Everyone's different. I took it in September and I'm taking it on Sat. as well (damn logic games) and I do the skimming thing. It works great for me, but that's the way my head works. How'd you do on the SAT (if you took it, you probably did) reading comprehension? Stick with the strategy that worked for you there, it's not all that different, just bigger words.
posted by Doublewhiskeycokenoice at 4:32 PM on November 26, 2006

I took the LSAT in September and in about a week and a half, my score increased by 8 points from my early practice average to the actual test. So you can still improve! I had a general score increase in all of the sections, but I remember stressing out after a particularly disastrous RC on a practice test. I finally made myself sit down and take a bunch of RC sections, and gave myself less time than the real thing. And then during the actual test, I pretended that the readings were fun. That I wanted to be reading these articles and that they were fascinating. It helped me pay attention.

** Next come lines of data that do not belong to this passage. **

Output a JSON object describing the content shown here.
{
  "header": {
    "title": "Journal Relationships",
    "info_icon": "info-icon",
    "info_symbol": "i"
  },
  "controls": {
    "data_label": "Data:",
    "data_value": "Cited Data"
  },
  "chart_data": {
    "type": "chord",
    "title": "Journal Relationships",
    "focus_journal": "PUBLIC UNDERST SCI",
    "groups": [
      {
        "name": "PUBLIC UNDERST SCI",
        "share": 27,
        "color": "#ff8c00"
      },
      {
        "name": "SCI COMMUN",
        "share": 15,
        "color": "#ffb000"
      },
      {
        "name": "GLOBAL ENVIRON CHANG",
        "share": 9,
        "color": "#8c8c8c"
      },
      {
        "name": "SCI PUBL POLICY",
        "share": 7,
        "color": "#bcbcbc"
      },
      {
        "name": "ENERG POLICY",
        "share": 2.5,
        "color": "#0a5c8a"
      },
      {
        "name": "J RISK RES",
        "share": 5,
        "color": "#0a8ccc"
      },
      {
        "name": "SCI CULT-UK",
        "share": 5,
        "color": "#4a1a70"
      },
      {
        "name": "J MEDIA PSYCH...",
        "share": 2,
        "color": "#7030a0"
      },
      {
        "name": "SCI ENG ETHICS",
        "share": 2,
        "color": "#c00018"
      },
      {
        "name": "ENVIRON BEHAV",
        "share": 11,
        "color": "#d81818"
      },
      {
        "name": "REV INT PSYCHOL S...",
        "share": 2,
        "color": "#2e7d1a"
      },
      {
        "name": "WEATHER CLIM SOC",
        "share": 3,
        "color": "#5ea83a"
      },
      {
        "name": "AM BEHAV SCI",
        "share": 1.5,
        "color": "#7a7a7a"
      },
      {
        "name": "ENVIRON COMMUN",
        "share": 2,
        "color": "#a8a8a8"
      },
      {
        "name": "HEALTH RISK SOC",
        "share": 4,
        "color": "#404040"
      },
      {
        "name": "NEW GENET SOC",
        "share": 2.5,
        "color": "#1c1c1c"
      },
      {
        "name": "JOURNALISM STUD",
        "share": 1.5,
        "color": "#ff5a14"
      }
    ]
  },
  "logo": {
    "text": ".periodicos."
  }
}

I second KRS's advice, too. What killed me on the one practice test was reading too quickly and missing important signifiers like "however" and "critics pointed out." I'd circle/underline/whatever those phrases. Phrases like, "some scientists say ____" are important too, because it's so important to understand what side the passage takes.

So yeah, I'd suggest doing something in-between a skim and a thorough read - just remember to notice the phrases that change the slant of the passage. Good luck!
posted by loulou718 at 5:19 PM on November 26, 2006

Read The Economist and random academic journals.

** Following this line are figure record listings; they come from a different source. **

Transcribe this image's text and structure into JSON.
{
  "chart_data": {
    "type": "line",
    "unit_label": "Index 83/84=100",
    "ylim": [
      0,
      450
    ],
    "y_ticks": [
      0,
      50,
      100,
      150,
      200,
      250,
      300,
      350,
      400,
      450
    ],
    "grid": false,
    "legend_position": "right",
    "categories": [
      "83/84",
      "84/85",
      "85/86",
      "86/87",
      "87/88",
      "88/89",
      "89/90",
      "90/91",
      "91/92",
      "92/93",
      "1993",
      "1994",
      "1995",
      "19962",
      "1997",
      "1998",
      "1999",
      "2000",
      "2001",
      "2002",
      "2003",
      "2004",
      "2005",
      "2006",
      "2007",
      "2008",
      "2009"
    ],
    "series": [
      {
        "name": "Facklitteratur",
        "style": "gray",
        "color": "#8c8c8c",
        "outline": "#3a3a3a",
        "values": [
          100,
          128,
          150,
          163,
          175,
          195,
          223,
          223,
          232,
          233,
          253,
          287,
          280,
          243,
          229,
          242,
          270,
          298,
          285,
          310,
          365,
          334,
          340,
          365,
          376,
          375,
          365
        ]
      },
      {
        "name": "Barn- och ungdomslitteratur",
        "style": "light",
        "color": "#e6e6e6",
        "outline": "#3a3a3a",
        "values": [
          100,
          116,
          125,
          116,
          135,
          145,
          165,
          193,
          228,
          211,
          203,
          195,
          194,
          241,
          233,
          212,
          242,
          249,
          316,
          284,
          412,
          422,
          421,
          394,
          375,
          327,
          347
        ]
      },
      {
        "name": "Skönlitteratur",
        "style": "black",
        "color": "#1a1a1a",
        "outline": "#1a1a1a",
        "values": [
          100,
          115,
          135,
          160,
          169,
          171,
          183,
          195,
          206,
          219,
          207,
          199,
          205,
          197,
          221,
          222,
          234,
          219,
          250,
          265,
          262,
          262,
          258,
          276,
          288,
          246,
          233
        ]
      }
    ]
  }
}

For the science passages, dont get caught up in the vocab. If the article talks about "apotosis of cardiovascular cells in elephas maximus" -just think "dead elephant cells" or something easy to remember every time they repeat that phrase.

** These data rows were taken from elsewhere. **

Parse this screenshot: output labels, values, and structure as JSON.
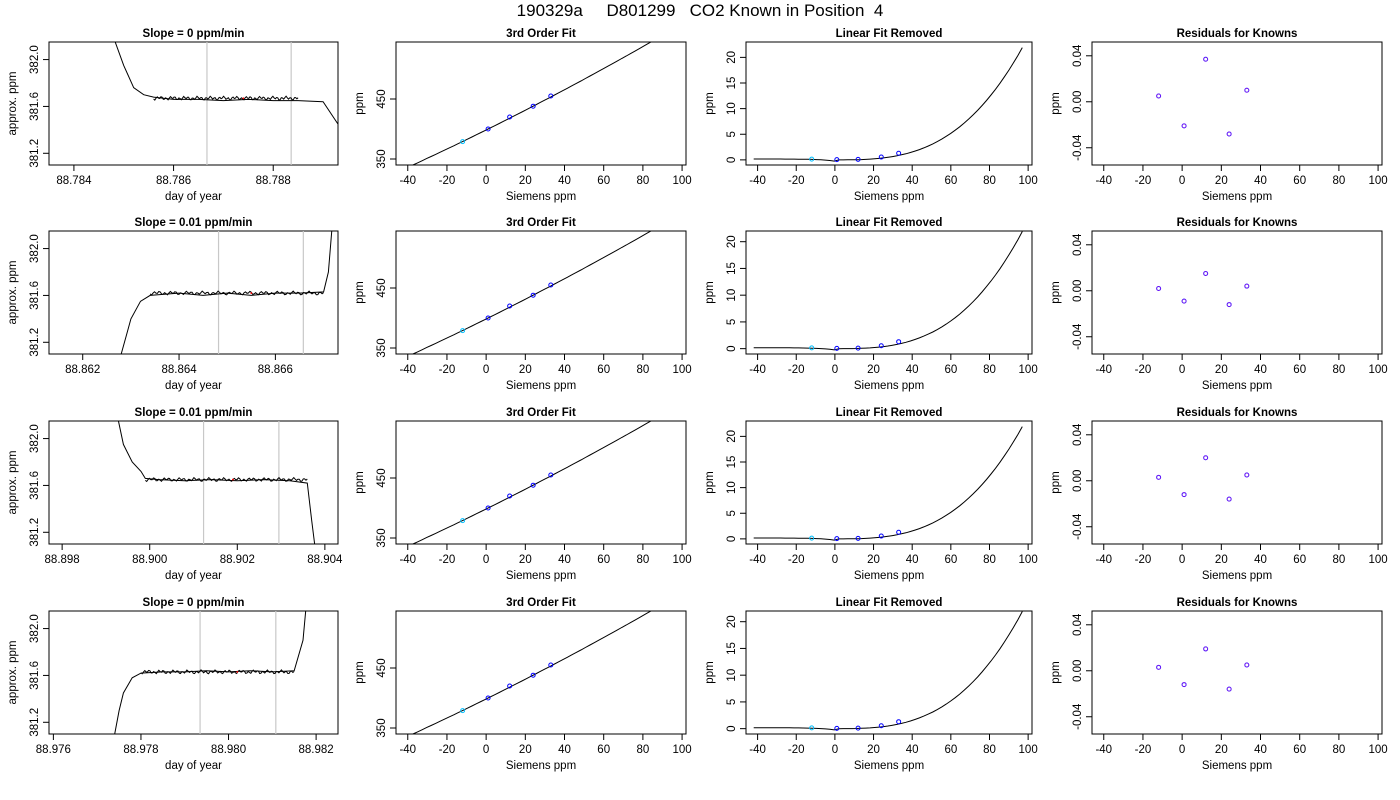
{
  "title": "190329a     D801299   CO2 Known in Position  4",
  "colors": {
    "line": "#000000",
    "band": "#c8c8c8",
    "point_primary": "#0000ff",
    "point_secondary": "#a020f0",
    "point_alt": "#00bfff",
    "marker": "#ff0000"
  },
  "chart_data": [
    {
      "row": 0,
      "col": 0,
      "type": "line",
      "title": "Slope =  0  ppm/min",
      "xlabel": "day of year",
      "ylabel": "approx. ppm",
      "xticks": [
        "88.784",
        "88.786",
        "88.788"
      ],
      "xtick_values": [
        88.784,
        88.786,
        88.788
      ],
      "yticks": [
        "381.2",
        "381.6",
        "382.0"
      ],
      "ytick_values": [
        381.2,
        381.6,
        382.0
      ],
      "xlim": [
        88.7835,
        88.7893
      ],
      "ylim": [
        381.1,
        382.15
      ],
      "x": [
        88.7847,
        88.785,
        88.7852,
        88.7854,
        88.7856,
        88.7858,
        88.786,
        88.7865,
        88.787,
        88.7875,
        88.788,
        88.7885,
        88.789,
        88.79
      ],
      "y": [
        382.3,
        381.95,
        381.76,
        381.7,
        381.68,
        381.67,
        381.66,
        381.66,
        381.65,
        381.66,
        381.65,
        381.65,
        381.64,
        381.0
      ],
      "bands": [
        88.78667,
        88.78836
      ],
      "marker_x": 88.7874
    },
    {
      "row": 0,
      "col": 1,
      "type": "line-scatter",
      "title": "3rd Order Fit",
      "xlabel": "Siemens ppm",
      "ylabel": "ppm",
      "xticks": [
        "-40",
        "-20",
        "0",
        "20",
        "40",
        "60",
        "80",
        "100"
      ],
      "xtick_values": [
        -40,
        -20,
        0,
        20,
        40,
        60,
        80,
        100
      ],
      "yticks": [
        "350",
        "450"
      ],
      "ytick_values": [
        350,
        450
      ],
      "xlim": [
        -46,
        102
      ],
      "ylim": [
        340,
        545
      ],
      "x": [
        -12,
        1,
        12,
        24,
        33
      ],
      "y": [
        379,
        400,
        420,
        438,
        455
      ]
    },
    {
      "row": 0,
      "col": 2,
      "type": "line-scatter",
      "title": "Linear Fit Removed",
      "xlabel": "Siemens ppm",
      "ylabel": "ppm",
      "xticks": [
        "-40",
        "-20",
        "0",
        "20",
        "40",
        "60",
        "80",
        "100"
      ],
      "xtick_values": [
        -40,
        -20,
        0,
        20,
        40,
        60,
        80,
        100
      ],
      "yticks": [
        "0",
        "5",
        "10",
        "15",
        "20"
      ],
      "ytick_values": [
        0,
        5,
        10,
        15,
        20
      ],
      "xlim": [
        -46,
        102
      ],
      "ylim": [
        -1,
        23
      ],
      "x": [
        -12,
        1,
        12,
        24,
        33
      ],
      "y": [
        0.15,
        0.05,
        0.1,
        0.55,
        1.3
      ]
    },
    {
      "row": 0,
      "col": 3,
      "type": "scatter",
      "title": "Residuals for Knowns",
      "xlabel": "Siemens ppm",
      "ylabel": "ppm",
      "xticks": [
        "-40",
        "-20",
        "0",
        "20",
        "40",
        "60",
        "80",
        "100"
      ],
      "xtick_values": [
        -40,
        -20,
        0,
        20,
        40,
        60,
        80,
        100
      ],
      "yticks": [
        "-0.04",
        "0.00",
        "0.04"
      ],
      "ytick_values": [
        -0.04,
        0.0,
        0.04
      ],
      "xlim": [
        -46,
        102
      ],
      "ylim": [
        -0.055,
        0.052
      ],
      "x": [
        -12,
        1,
        12,
        24,
        33
      ],
      "y": [
        0.005,
        -0.021,
        0.037,
        -0.028,
        0.01
      ]
    },
    {
      "row": 1,
      "col": 0,
      "type": "line",
      "title": "Slope =  0.01  ppm/min",
      "xlabel": "day of year",
      "ylabel": "approx. ppm",
      "xticks": [
        "88.862",
        "88.864",
        "88.866"
      ],
      "xtick_values": [
        88.862,
        88.864,
        88.866
      ],
      "yticks": [
        "381.2",
        "381.6",
        "382.0"
      ],
      "ytick_values": [
        381.2,
        381.6,
        382.0
      ],
      "xlim": [
        88.8613,
        88.8673
      ],
      "ylim": [
        381.1,
        382.15
      ],
      "x": [
        88.8628,
        88.8629,
        88.863,
        88.8632,
        88.8634,
        88.864,
        88.8645,
        88.865,
        88.8655,
        88.866,
        88.8665,
        88.867,
        88.8671,
        88.8672
      ],
      "y": [
        381.1,
        381.25,
        381.4,
        381.55,
        381.6,
        381.62,
        381.6,
        381.62,
        381.6,
        381.62,
        381.62,
        381.63,
        381.8,
        382.3
      ],
      "bands": [
        88.86482,
        88.86658
      ],
      "marker_x": 88.8655
    },
    {
      "row": 1,
      "col": 1,
      "type": "line-scatter",
      "title": "3rd Order Fit",
      "xlabel": "Siemens ppm",
      "ylabel": "ppm",
      "xticks": [
        "-40",
        "-20",
        "0",
        "20",
        "40",
        "60",
        "80",
        "100"
      ],
      "xtick_values": [
        -40,
        -20,
        0,
        20,
        40,
        60,
        80,
        100
      ],
      "yticks": [
        "350",
        "450"
      ],
      "ytick_values": [
        350,
        450
      ],
      "xlim": [
        -46,
        102
      ],
      "ylim": [
        340,
        545
      ],
      "x": [
        -12,
        1,
        12,
        24,
        33
      ],
      "y": [
        379,
        400,
        420,
        438,
        455
      ]
    },
    {
      "row": 1,
      "col": 2,
      "type": "line-scatter",
      "title": "Linear Fit Removed",
      "xlabel": "Siemens ppm",
      "ylabel": "ppm",
      "xticks": [
        "-40",
        "-20",
        "0",
        "20",
        "40",
        "60",
        "80",
        "100"
      ],
      "xtick_values": [
        -40,
        -20,
        0,
        20,
        40,
        60,
        80,
        100
      ],
      "yticks": [
        "0",
        "5",
        "10",
        "15",
        "20"
      ],
      "ytick_values": [
        0,
        5,
        10,
        15,
        20
      ],
      "xlim": [
        -46,
        102
      ],
      "ylim": [
        -1,
        22
      ],
      "x": [
        -12,
        1,
        12,
        24,
        33
      ],
      "y": [
        0.15,
        0.05,
        0.1,
        0.55,
        1.3
      ]
    },
    {
      "row": 1,
      "col": 3,
      "type": "scatter",
      "title": "Residuals for Knowns",
      "xlabel": "Siemens ppm",
      "ylabel": "ppm",
      "xticks": [
        "-40",
        "-20",
        "0",
        "20",
        "40",
        "60",
        "80",
        "100"
      ],
      "xtick_values": [
        -40,
        -20,
        0,
        20,
        40,
        60,
        80,
        100
      ],
      "yticks": [
        "-0.04",
        "0.00",
        "0.04"
      ],
      "ytick_values": [
        -0.04,
        0.0,
        0.04
      ],
      "xlim": [
        -46,
        102
      ],
      "ylim": [
        -0.055,
        0.052
      ],
      "x": [
        -12,
        1,
        12,
        24,
        33
      ],
      "y": [
        0.002,
        -0.009,
        0.015,
        -0.012,
        0.004
      ]
    },
    {
      "row": 2,
      "col": 0,
      "type": "line",
      "title": "Slope =  0.01  ppm/min",
      "xlabel": "day of year",
      "ylabel": "approx. ppm",
      "xticks": [
        "88.898",
        "88.900",
        "88.902",
        "88.904"
      ],
      "xtick_values": [
        88.898,
        88.9,
        88.902,
        88.904
      ],
      "yticks": [
        "381.2",
        "381.6",
        "382.0"
      ],
      "ytick_values": [
        381.2,
        381.6,
        382.0
      ],
      "xlim": [
        88.8977,
        88.9043
      ],
      "ylim": [
        381.1,
        382.15
      ],
      "x": [
        88.8992,
        88.8994,
        88.8996,
        88.8998,
        88.8999,
        88.9002,
        88.9008,
        88.9014,
        88.902,
        88.9026,
        88.9032,
        88.9036,
        88.9037,
        88.9038
      ],
      "y": [
        382.3,
        381.95,
        381.8,
        381.72,
        381.66,
        381.65,
        381.64,
        381.65,
        381.64,
        381.65,
        381.64,
        381.62,
        381.3,
        381.0
      ],
      "bands": [
        88.90123,
        88.90295
      ],
      "marker_x": 88.9019
    },
    {
      "row": 2,
      "col": 1,
      "type": "line-scatter",
      "title": "3rd Order Fit",
      "xlabel": "Siemens ppm",
      "ylabel": "ppm",
      "xticks": [
        "-40",
        "-20",
        "0",
        "20",
        "40",
        "60",
        "80",
        "100"
      ],
      "xtick_values": [
        -40,
        -20,
        0,
        20,
        40,
        60,
        80,
        100
      ],
      "yticks": [
        "350",
        "450"
      ],
      "ytick_values": [
        350,
        450
      ],
      "xlim": [
        -46,
        102
      ],
      "ylim": [
        340,
        545
      ],
      "x": [
        -12,
        1,
        12,
        24,
        33
      ],
      "y": [
        379,
        400,
        420,
        438,
        455
      ]
    },
    {
      "row": 2,
      "col": 2,
      "type": "line-scatter",
      "title": "Linear Fit Removed",
      "xlabel": "Siemens ppm",
      "ylabel": "ppm",
      "xticks": [
        "-40",
        "-20",
        "0",
        "20",
        "40",
        "60",
        "80",
        "100"
      ],
      "xtick_values": [
        -40,
        -20,
        0,
        20,
        40,
        60,
        80,
        100
      ],
      "yticks": [
        "0",
        "5",
        "10",
        "15",
        "20"
      ],
      "ytick_values": [
        0,
        5,
        10,
        15,
        20
      ],
      "xlim": [
        -46,
        102
      ],
      "ylim": [
        -1,
        23
      ],
      "x": [
        -12,
        1,
        12,
        24,
        33
      ],
      "y": [
        0.15,
        0.05,
        0.1,
        0.55,
        1.3
      ]
    },
    {
      "row": 2,
      "col": 3,
      "type": "scatter",
      "title": "Residuals for Knowns",
      "xlabel": "Siemens ppm",
      "ylabel": "ppm",
      "xticks": [
        "-40",
        "-20",
        "0",
        "20",
        "40",
        "60",
        "80",
        "100"
      ],
      "xtick_values": [
        -40,
        -20,
        0,
        20,
        40,
        60,
        80,
        100
      ],
      "yticks": [
        "-0.04",
        "0.00",
        "0.04"
      ],
      "ytick_values": [
        -0.04,
        0.0,
        0.04
      ],
      "xlim": [
        -46,
        102
      ],
      "ylim": [
        -0.055,
        0.052
      ],
      "x": [
        -12,
        1,
        12,
        24,
        33
      ],
      "y": [
        0.003,
        -0.012,
        0.02,
        -0.016,
        0.005
      ]
    },
    {
      "row": 3,
      "col": 0,
      "type": "line",
      "title": "Slope =  0  ppm/min",
      "xlabel": "day of year",
      "ylabel": "approx. ppm",
      "xticks": [
        "88.976",
        "88.978",
        "88.980",
        "88.982"
      ],
      "xtick_values": [
        88.976,
        88.978,
        88.98,
        88.982
      ],
      "yticks": [
        "381.2",
        "381.6",
        "382.0"
      ],
      "ytick_values": [
        381.2,
        381.6,
        382.0
      ],
      "xlim": [
        88.9759,
        88.9825
      ],
      "ylim": [
        381.1,
        382.15
      ],
      "x": [
        88.9774,
        88.9775,
        88.9776,
        88.9778,
        88.978,
        88.9785,
        88.979,
        88.9795,
        88.98,
        88.9805,
        88.981,
        88.9815,
        88.9817,
        88.9818
      ],
      "y": [
        381.1,
        381.3,
        381.45,
        381.58,
        381.62,
        381.63,
        381.63,
        381.64,
        381.63,
        381.64,
        381.63,
        381.64,
        381.9,
        382.3
      ],
      "bands": [
        88.97935,
        88.98108
      ],
      "marker_x": 88.9802
    },
    {
      "row": 3,
      "col": 1,
      "type": "line-scatter",
      "title": "3rd Order Fit",
      "xlabel": "Siemens ppm",
      "ylabel": "ppm",
      "xticks": [
        "-40",
        "-20",
        "0",
        "20",
        "40",
        "60",
        "80",
        "100"
      ],
      "xtick_values": [
        -40,
        -20,
        0,
        20,
        40,
        60,
        80,
        100
      ],
      "yticks": [
        "350",
        "450"
      ],
      "ytick_values": [
        350,
        450
      ],
      "xlim": [
        -46,
        102
      ],
      "ylim": [
        340,
        545
      ],
      "x": [
        -12,
        1,
        12,
        24,
        33
      ],
      "y": [
        379,
        400,
        420,
        438,
        455
      ]
    },
    {
      "row": 3,
      "col": 2,
      "type": "line-scatter",
      "title": "Linear Fit Removed",
      "xlabel": "Siemens ppm",
      "ylabel": "ppm",
      "xticks": [
        "-40",
        "-20",
        "0",
        "20",
        "40",
        "60",
        "80",
        "100"
      ],
      "xtick_values": [
        -40,
        -20,
        0,
        20,
        40,
        60,
        80,
        100
      ],
      "yticks": [
        "0",
        "5",
        "10",
        "15",
        "20"
      ],
      "ytick_values": [
        0,
        5,
        10,
        15,
        20
      ],
      "xlim": [
        -46,
        102
      ],
      "ylim": [
        -1,
        22
      ],
      "x": [
        -12,
        1,
        12,
        24,
        33
      ],
      "y": [
        0.15,
        0.05,
        0.1,
        0.55,
        1.3
      ]
    },
    {
      "row": 3,
      "col": 3,
      "type": "scatter",
      "title": "Residuals for Knowns",
      "xlabel": "Siemens ppm",
      "ylabel": "ppm",
      "xticks": [
        "-40",
        "-20",
        "0",
        "20",
        "40",
        "60",
        "80",
        "100"
      ],
      "xtick_values": [
        -40,
        -20,
        0,
        20,
        40,
        60,
        80,
        100
      ],
      "yticks": [
        "-0.04",
        "0.00",
        "0.04"
      ],
      "ytick_values": [
        -0.04,
        0.0,
        0.04
      ],
      "xlim": [
        -46,
        102
      ],
      "ylim": [
        -0.055,
        0.052
      ],
      "x": [
        -12,
        1,
        12,
        24,
        33
      ],
      "y": [
        0.003,
        -0.012,
        0.019,
        -0.016,
        0.005
      ]
    }
  ]
}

Agree with reading the questions first. You can easily eliminate extraneous information.
posted by T.D. Strange at 5:51 PM on November 26, 2006

Gah, no real advice, just sympathy. The LSAT has nothing to do with law school and less than nothing to do with being a lawyer. Do the best you can and then forget it ever existed.
posted by Saucy Intruder at 6:20 PM on November 26, 2006

Response by poster: I just did a practice RC section by reading the questions first and I was able to finish the section BELOW time for the first time perhaps ever. Furthermore, I scored the best I ever have on a RC section! I'm elated and truly thankful for the advice.

MF ruuules
posted by stratastar at 7:15 PM on November 26, 2006

Not to derail, but LSAT scores are well correlated both with law school grades and Bar passage.
posted by MattD at 7:24 PM on November 26, 2006

What you meant to say is: LSAT scores are well correlated with what school you get into, which in turn is well correlated with the percentage of low-performing students the school kicks out after their 1L year in an effort to artificially inflate the school's bar passage rates, which in turn is well correlated with bar passage.